11 Eylül Dünyası ve Amerika

11 Eylül Dünyası ve Amerika
20 yıl önce dün, Kuzey Amerika’daki havalimanı kontrol kuleleri, sabahın erken saatlerinde pilotlara havanın “fazlasıyla açık” olduğunu, yani hemen her tarafın göz alabildiğine “görünür” olduğunu söylüyorlardı....

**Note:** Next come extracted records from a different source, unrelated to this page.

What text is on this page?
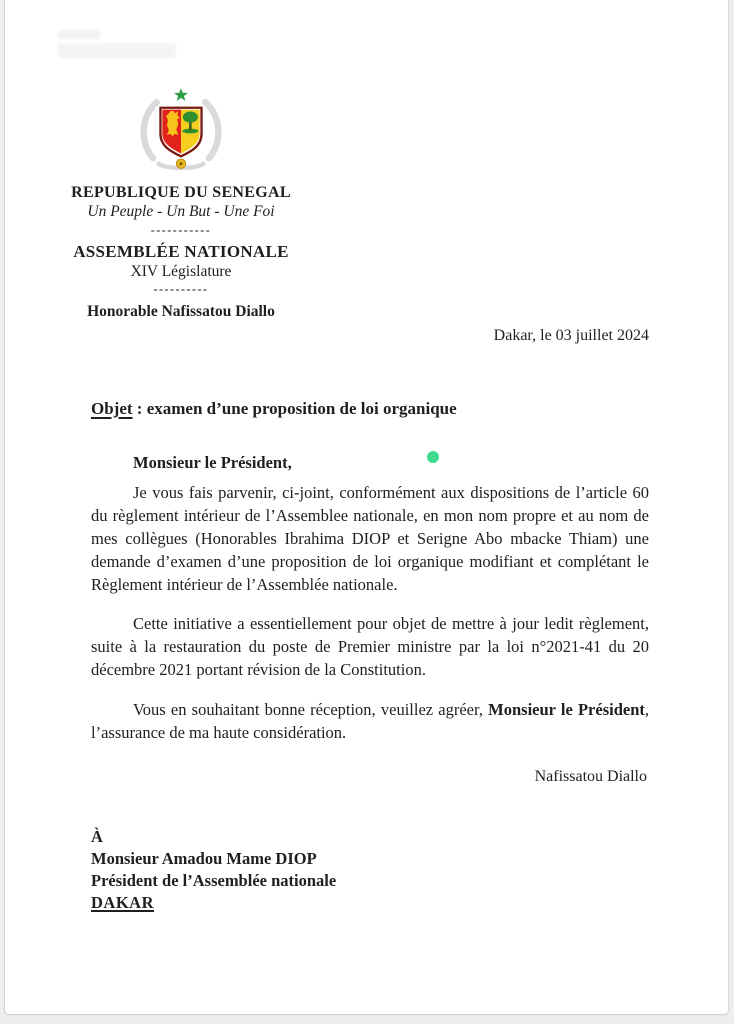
REPUBLIQUE DU SENEGAL
Un Peuple - Un But - Une Foi
-----------
ASSEMBLÉE NATIONALE
XIV Législature
----------
Honorable Nafissatou Diallo
Dakar, le 03 juillet 2024
Objet : examen d’une proposition de loi organique
Monsieur le Président,

Je vous fais parvenir, ci-joint, conformément aux dispositions de l’article 60 du règlement intérieur de l’Assemblee nationale, en mon nom propre et au nom de mes collègues (Honorables Ibrahima DIOP et Serigne Abo mbacke Thiam) une demande d’examen d’une proposition de loi organique modifiant et complétant le Règlement intérieur de l’Assemblée nationale.

Cette initiative a essentiellement pour objet de mettre à jour ledit règlement, suite à la restauration du poste de Premier ministre par la loi n°2021-41 du 20 décembre 2021 portant révision de la Constitution.

Vous en souhaitant bonne réception, veuillez agréer, Monsieur le Président, l’assurance de ma haute considération.

Nafissatou Diallo
À
Monsieur Amadou Mame DIOP
Président de l’Assemblée nationale
DAKAR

20 yıl önce dün, Kuzey Amerika’daki havalimanı kontrol kuleleri, sabahın erken saatlerinde pilotlara havanın “fazlasıyla açık” olduğunu, yani hemen her tarafın göz alabildiğine “görünür” olduğunu söylüyorlardı. Sadece pilotların önündeki ufuk açık değildi. Milenyuma Soğuk Savaş’ın galibi, “tek kutuplu” bir dünya düzeninin lideri, zamanı ve mekânı derin bir dönüşüme zorlayan telekomünikasyon devriminin sahibi ve küreselleşmenin hâmisi olarak giren Washington da jeopolitik ve ekonomik ufkunun “fazlasıyla açık” olduğunu düşünüyordu. Sonbaharın, özellikle Kuzey Amerika’daki muhteşem renk resitalinin etkileyici olmakla birlikte kışın da habercisi olduğuna dair ekonomi-politik ve jeopolitik okumalara kulak kesilmeksizin 90’ları “tarihin sonu” tezlerinin şehveti ve “küresel ekonomik liberal düzenin” zafer sarhoşluğu içerisinde geçiren Amerika’nın, ufkunun fazlasıyla açık olduğuna mutmain olması kaçınılmazdı. Salı sabahı 8:46’da Dünya Ticaret Merkezi’nin kuzey gökdeleninin 93 ila 99’uncu katları arasına ilk uçak girdiğinde Amerika’nın milenyum sarhoşluğu sona ermişti. 10:28’de, en son, ilk vurulan Kuzey Kule çöktüğünde, Dünya Ticaret Merkezi’nin iki gökdeleni yıkılmış, Amerikan imparatorluğunun kalesi kabul edilen Pentagon vurulmuş ve Beyaz Saray’ı hedef alacağı farz edilen son uçak Pennsylvania’da şüpheli bir şekilde düşmüştü. Amerika’nın ufku 102 dakika içerisinde “fazlasıyla kapalı” hale gelmişti.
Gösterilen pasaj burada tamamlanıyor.